A battery is basically a chemical reaction in a box. In a simplified view, the main components are the positive and negative terminals on the sides called electrodes and a chemical solution between them called electrolyte. When you’re drawing power from a battery you’re creating an electrical circuit and causing a chemical reaction inside the battery whereby charged particles called ions flow from one electrode to the other. This translates into a flow of electrons (negative charged particles) out from the battery’s negative terminal through the circuit to the positive terminal, generating electricity through the wires connected to the battery. When you charge up a battery, electrons flow back to the battery from the positive to negative terminal, creating a chemical reaction once again and restoring charge to the battery.

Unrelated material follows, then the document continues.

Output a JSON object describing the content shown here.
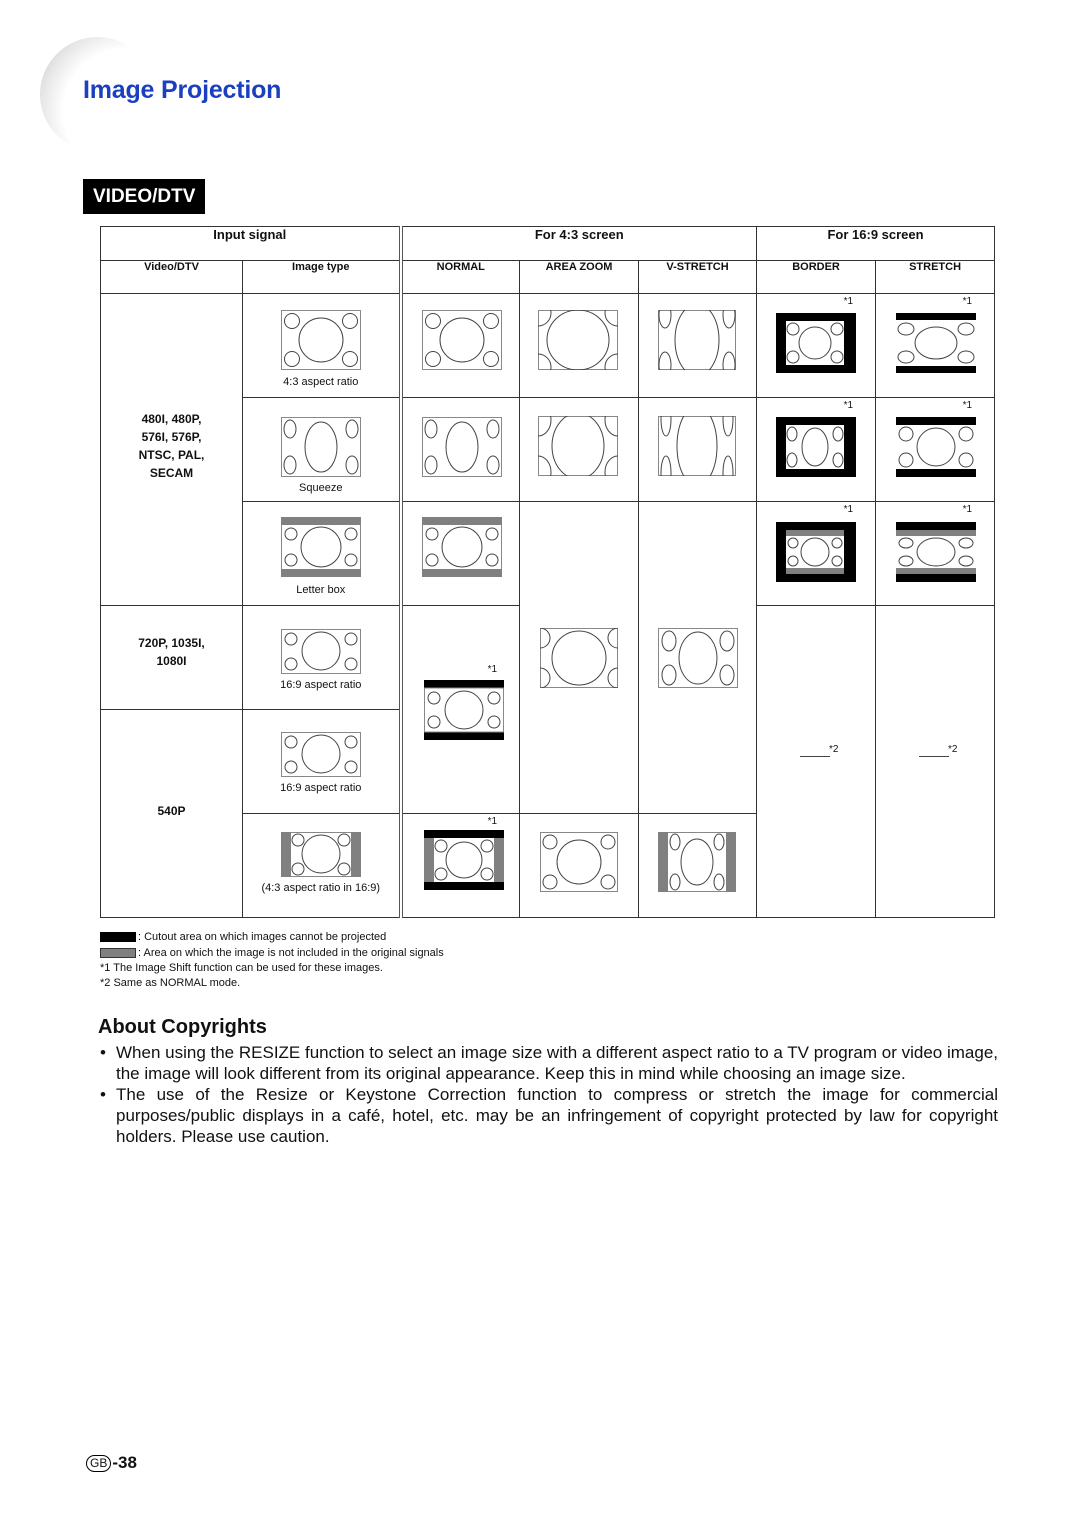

The types of chemicals making up the electrodes and electrolyte gives us the different types of batteries in common use today. The starter battery in automobiles is a lead acid battery, comprised of lead and lead oxide as the electrodes and sulfuric acid diluted in water as the electrolyte. Everyday consumer rechargebale double AA or triple AAA batteries have either nickel-cadmium (NiCd) or nickel-metal-hydride (NiMH) as electrodes and potassium hydroxide as electrolyte. The battery in your phone, video camera or Yeti-type solar charger is a lithium battery, the name coming from the lithium in the electrodes.
Lead acid batteries are categorized as either cranking or deep cycle. The cranking battery gives a rapid burst of energy, making it ideal as an engine starter battery. The deep cycle battery delivers less immediate energy but is more suitable for long term use, as it can endure more charge and discharge cycles than the cranking battery. In a camper van setting, you would either use a heavy duty lithium battery or a deep cycle lead acid battery to power your electrical devices. For deep cycle batteries, they are sized by group numbers (such as “Group 29”) and the larger the number, the bigger is the battery physically and the more capacity or power will it have.
When shopping for deep cycle batteries (also referred to as marine batteries as they’re commonly used on boats), there are three main classifications to choose from. The first type is the wet cell or flooded battery, named for its liquid electrolyte. The second type is the gel cell, in which the sulfuric acid is mixed with silica to create a stiffer gel-like electrolyte. The third type is known as an AGM battery, short for absorbed glass mat. AGM batteries consist of very fine glass fibres woven into a mat that holds the electrolyte. The gel cell and AGM batteries are more expensive but are more durable, efficient and safer. The gell cells, however, require special battery chargers to maximize performance and prevent premature failure. Check with the manufacturer for specific details.